2. Ray Lewis -- He missed the 49ers game, and with Cleveland and Indianapolis being Baltimore's next two opponents, I believe he will sit those out as well and prepare to return for San Diego on Thursday, Dec. 15.
3. Kyle Orton -- I believe he wanted to go to Chicago. By claiming him, the Chiefs sent a strong message to their locker room that they're committed to getting to the playoffs. To spend $2.6 million on a QB with only six games to go is a major move. To learn the offense, and be effective in executing it, he'll need all the reps in the next couple of weeks. Will Todd Haley give him that? He is, after all, a big fan of Palko. If KC doesn't sign Orton for next year and he signs with another team, they can get a supplemental pick from the NFL, possibly a sixth-rounder.

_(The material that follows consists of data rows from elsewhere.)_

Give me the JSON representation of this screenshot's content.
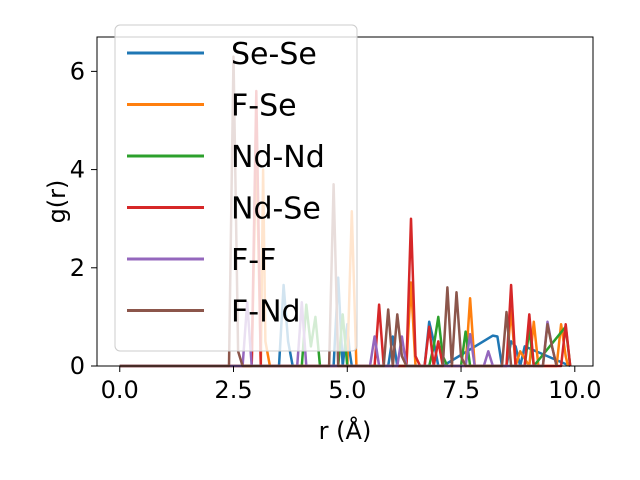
{
  "chart_data": {
    "type": "line",
    "xlabel": "r (Å)",
    "ylabel": "g(r)",
    "xlim": [
      -0.5,
      10.4
    ],
    "ylim": [
      0,
      6.7
    ],
    "xticks": [
      0.0,
      2.5,
      5.0,
      7.5,
      10.0
    ],
    "xtick_labels": [
      "0.0",
      "2.5",
      "5.0",
      "7.5",
      "10.0"
    ],
    "yticks": [
      0,
      2,
      4,
      6
    ],
    "ytick_labels": [
      "0",
      "2",
      "4",
      "6"
    ],
    "legend_position": "upper-left",
    "series": [
      {
        "name": "Se-Se",
        "color": "#1f77b4",
        "x": [
          0,
          3.5,
          3.6,
          3.7,
          3.8,
          4.7,
          4.8,
          4.9,
          5.0,
          5.05,
          5.1,
          5.9,
          6.0,
          6.1,
          6.7,
          6.8,
          6.9,
          7.0,
          7.1,
          8.2,
          8.3,
          8.4,
          8.5,
          8.6,
          8.7,
          8.8,
          8.9,
          9.9
        ],
        "y": [
          0,
          0,
          1.65,
          0.5,
          0,
          0,
          1.8,
          0,
          0.85,
          0.3,
          0,
          0,
          0.6,
          0,
          0,
          0.9,
          0.5,
          0,
          0,
          0.62,
          0.6,
          0,
          0,
          0.5,
          0.4,
          0,
          0.4,
          0
        ]
      },
      {
        "name": "F-Se",
        "color": "#ff7f0e",
        "x": [
          0,
          2.9,
          3.0,
          3.1,
          3.15,
          3.2,
          3.3,
          5.0,
          5.1,
          5.2,
          6.3,
          6.4,
          6.5,
          7.6,
          7.7,
          7.8,
          8.5,
          8.6,
          8.7,
          8.8,
          9.0,
          9.1,
          9.2,
          9.6,
          9.7,
          9.8,
          9.85
        ],
        "y": [
          0,
          0,
          4.6,
          0,
          4.0,
          0.5,
          0,
          0,
          3.15,
          0,
          0,
          1.7,
          0,
          0,
          1.38,
          0,
          0,
          1.15,
          0,
          0.3,
          0,
          0.9,
          0,
          0,
          0.85,
          0.2,
          0
        ]
      },
      {
        "name": "Nd-Nd",
        "color": "#2ca02c",
        "x": [
          0,
          4.0,
          4.1,
          4.2,
          4.3,
          4.4,
          4.8,
          4.9,
          5.0,
          6.8,
          6.9,
          7.0,
          7.1,
          7.2,
          7.5,
          7.6,
          7.7,
          8.9,
          9.0,
          9.1,
          9.8,
          9.9
        ],
        "y": [
          0,
          0,
          1.25,
          0.4,
          1.0,
          0,
          0,
          1.05,
          0,
          0,
          0.4,
          1.0,
          0.2,
          0,
          0,
          0.7,
          0,
          0,
          0.75,
          0,
          0.8,
          0
        ]
      },
      {
        "name": "Nd-Se",
        "color": "#d62728",
        "x": [
          0,
          2.9,
          3.0,
          3.1,
          3.2,
          5.6,
          5.7,
          5.8,
          5.9,
          6.3,
          6.4,
          6.5,
          6.6,
          6.7,
          6.8,
          6.9,
          7.0,
          7.1,
          8.5,
          8.6,
          8.7,
          8.9,
          9.0,
          9.1,
          9.7,
          9.8,
          9.9
        ],
        "y": [
          0,
          0,
          5.6,
          0,
          0,
          0,
          1.25,
          0,
          0,
          0,
          3.0,
          0.2,
          0,
          0,
          0.8,
          0,
          0.5,
          0,
          0,
          1.65,
          0,
          0,
          1.05,
          0,
          0,
          0.85,
          0
        ]
      },
      {
        "name": "F-F",
        "color": "#9467bd",
        "x": [
          0,
          2.7,
          2.8,
          2.9,
          3.9,
          4.0,
          4.1,
          5.5,
          5.6,
          5.7,
          6.1,
          6.2,
          6.3,
          7.6,
          7.7,
          7.8,
          8.0,
          8.1,
          8.2,
          9.3,
          9.4,
          9.5,
          9.6
        ],
        "y": [
          0,
          0,
          1.3,
          0,
          0,
          1.3,
          0,
          0,
          0.6,
          0,
          0,
          0.6,
          0,
          0,
          0.65,
          0,
          0,
          0.3,
          0,
          0,
          0.9,
          0.4,
          0
        ]
      },
      {
        "name": "F-Nd",
        "color": "#8c564b",
        "x": [
          0,
          2.4,
          2.5,
          2.6,
          2.7,
          4.6,
          4.7,
          4.8,
          5.8,
          5.9,
          6.0,
          6.1,
          6.2,
          6.3,
          7.1,
          7.2,
          7.3,
          7.4,
          7.5,
          7.6,
          8.4,
          8.5,
          8.6,
          9.3,
          9.4,
          9.5,
          9.6
        ],
        "y": [
          0,
          0,
          6.3,
          0.3,
          0,
          0,
          3.7,
          0,
          0,
          1.15,
          0,
          1.05,
          0.2,
          0,
          0,
          1.6,
          0,
          1.5,
          0.2,
          0,
          0,
          1.1,
          0,
          0,
          0.85,
          0.4,
          0
        ]
      }
    ]
  }
}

4. Helmet Sensors -- Interesting concept to study the effects of contact to the brain. There are three types of sensors being studied: helmet, mouthpiece and ear. The helmet has been studied at North Carolina since 2004. The mouthpiece and ear sensors are new in their research. A couple of interesting points: There is a number, when reached by a player on a collision, where they will check the player to see if he has any concussion symptoms, but they don't automatically take him out of the game. On the other hand, IF a player has concussion-like symptoms in hot weather, they will check to see if he has had any severe blows to the head, and if he hasn't, then it probably indicates it is heat exhaustion. One other point I thought was interesting in the study was that in helmets-only practices, there were actually more blows to the head than in a full-padded practice. The reason is because when players don't have shoulder pads on, they tend to hit with the head more.
5. Mark Sanchez -- I showed the Sanchez interception in the Denver game that was returned for a TD. He rushed his read and didn't allow enough time for Joe McKnight to beat the linebacker up the sideline. The safety had vacated the middle of the field, so this could have been a touchdown. Sanchez hasn't been trusting his protection and he has been rushing his reads. To counter this, the Jets ;will emphasize pass protection more to get Sanchez more comfortable in the pocket so he can finish his reads.